Related Article: Agile, Kanban & Scrum, Oh My: Which Product Management Method Is Right For You?

Applying Supply and Demand Principles

Agile resource management requires a slightly different approach to understanding resource supply and demand, especially when it comes to how teams are organized and how resources are leveraged to create project teams.

The demand side is always the hardest aspect to solve given the reduced planning effort involved with agile. Also, organizations struggle to plan for unfunded or unapproved work, causing teams to be more reactive than proactive in staffing projects.

Identifying Supply

The best way to know your supply is to develop a resource management plan within the constructs of agile project methodology. This means having a normalized and manageable set of roles, a functioning and well-maintained skills database and alignment and mapping to resource management processes.

Sometimes resource managers lose sight of actual resources for projects that are less structured because team managers maintain tighter control over how to use their resources. This frequently results in violating a key resource management principle that dictates the transparency of resources to other potential users in the enterprise. Therefore, it is important to retain some way of tracking use of allocated resources using some common definition of supply allocation.

Predicting Demand

Defining the demand side can be more difficult with agile because a customer or a single project commonly determines it. Most IT work is already funded with expectations for a start, middle and end. Agile disrupts this somewhat, as it focuses more on the solution and how to incrementally create the solution to meet the needs of the business.   

Understand, a product backlog is not a project plan. It's essential to force a standard definition of resource demand. This is still project work therefore, we still define the demand in terms of a project. The project may serve many masters such as multiple customers or multiple businesses. As a result, project teams should show some flexibility in defining projects, while making sure to develop a common vocabulary with your delivery stakeholders. This common vocabulary can then be used as part of your forecasting efforts for demand planning.

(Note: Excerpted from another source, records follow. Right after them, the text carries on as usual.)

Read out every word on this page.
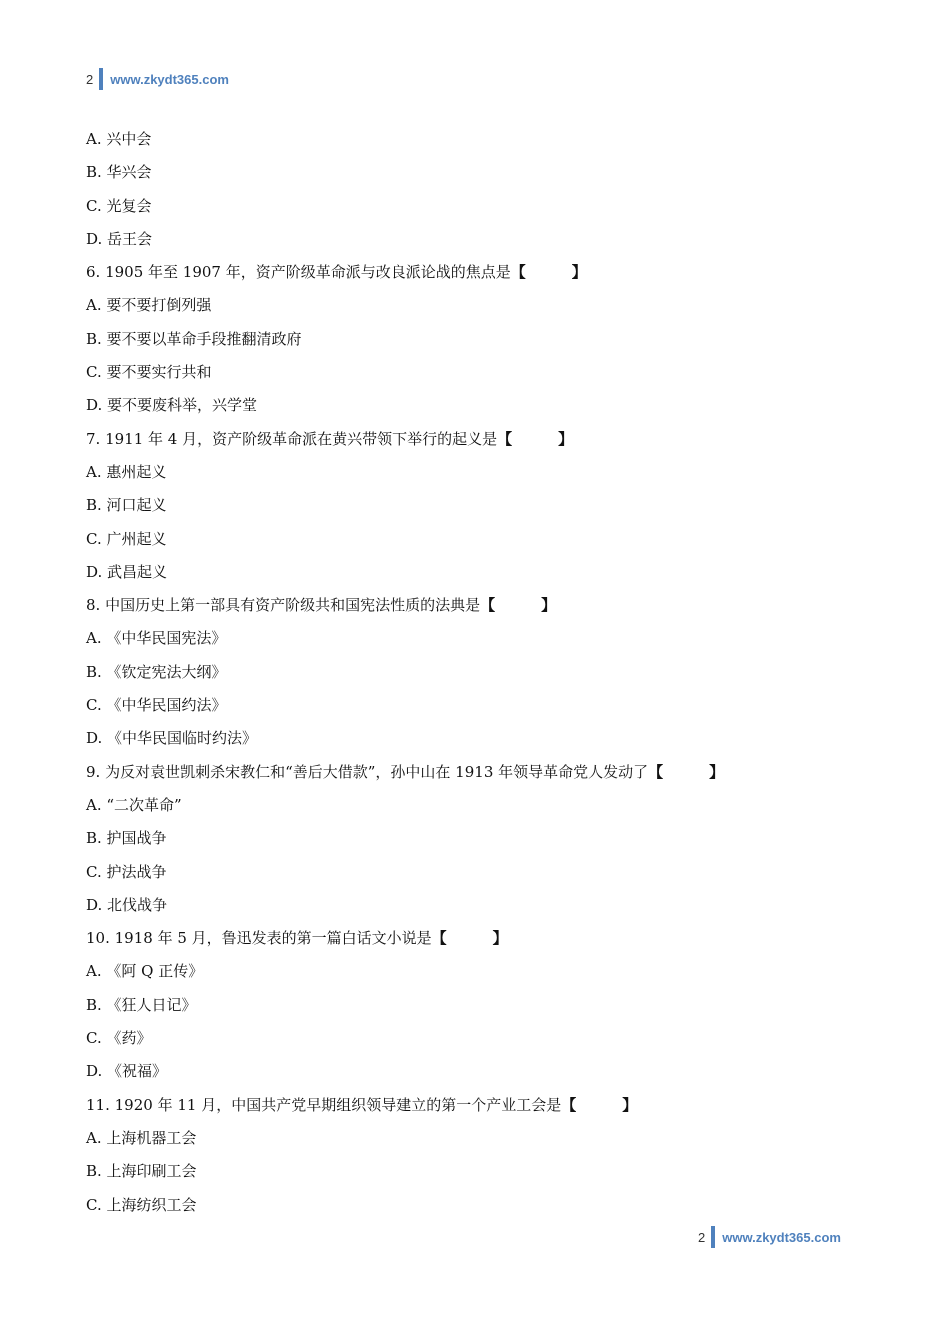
2 www.zkydt365.com
A. 兴中会
B. 华兴会
C. 光复会
D. 岳王会
6. 1905 年至 1907 年，资产阶级革命派与改良派论战的焦点是【	】
A. 要不要打倒列强
B. 要不要以革命手段推翻清政府
C. 要不要实行共和
D. 要不要废科举，兴学堂
7. 1911 年 4 月，资产阶级革命派在黄兴带领下举行的起义是【	】
A. 惠州起义
B. 河口起义
C. 广州起义
D. 武昌起义
8. 中国历史上第一部具有资产阶级共和国宪法性质的法典是【	】
A. 《中华民国宪法》
B. 《钦定宪法大纲》
C. 《中华民国约法》
D. 《中华民国临时约法》
9. 为反对袁世凯刺杀宋教仁和“善后大借款”，孙中山在 1913 年领导革命党人发动了【	】
A. “二次革命”
B. 护国战争
C. 护法战争
D. 北伐战争
10. 1918 年 5 月，鲁迅发表的第一篇白话文小说是【	】
A. 《阿 Q 正传》
B. 《狂人日记》
C. 《药》
D. 《祝福》
11. 1920 年 11 月，中国共产党早期组织领导建立的第一个产业工会是【	】
A. 上海机器工会
B. 上海印刷工会
C. 上海纺织工会
2 www.zkydt365.com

Related Article: How Software Can Aid Testing in Agile Environments

Adapting to the Iterative Process of Agile

It is more difficult to plan and forecast future resources for projects without the rigor a waterfall methodology provides. With agile, usually the end dates are a little less firm. One way to address this is to get teams more comfortable operating with “directionally correct” data.

Even with waterfall projects, the future is uncertain. We can only define the future with the information we have and how we interpret it. This information can often change, forcing us to adapt. Don’t become overly exasperated when the future is unknown. Instead, force project managers to estimate future iterations and sprints, even if the plans are subject to change.

Related Article: Don't Go Chasing Waterfalls in Your Software Projects

Focus on the Result, Not the End Date

Ask if a project will end on a given date, and the answer might be “it depends.” That is not very reassuring for a resource manager. However, a project end date isn’t necessarily as significant an issue for an agile environment where work is typically defined in sprints. Each sprint might be two to four weeks long. During this time, assigned resources may be dedicated to four or six full sprints during the project. Resources can change for each sprint, but it is more likely that many of the resources will work consecutive sprints. Keep the team focused on the resulting product.

Final Considerations

Because of the very nature of operating with an agile methodology, the churn of sprints can take a toll on productivity. Supporting agile usually requires more resource managers who have to focus on tracking productivity and utilization in a highly iterative environment.  

A smart resource manager will monitor planned versus actual hours data and reporting to govern that the defined assignments of resources result in roughly the right number of hours on their timesheets. If gaps or trends of underutilization to the assignments begin to surface, the manager needs to discuss improved ways to assign and allocate resources.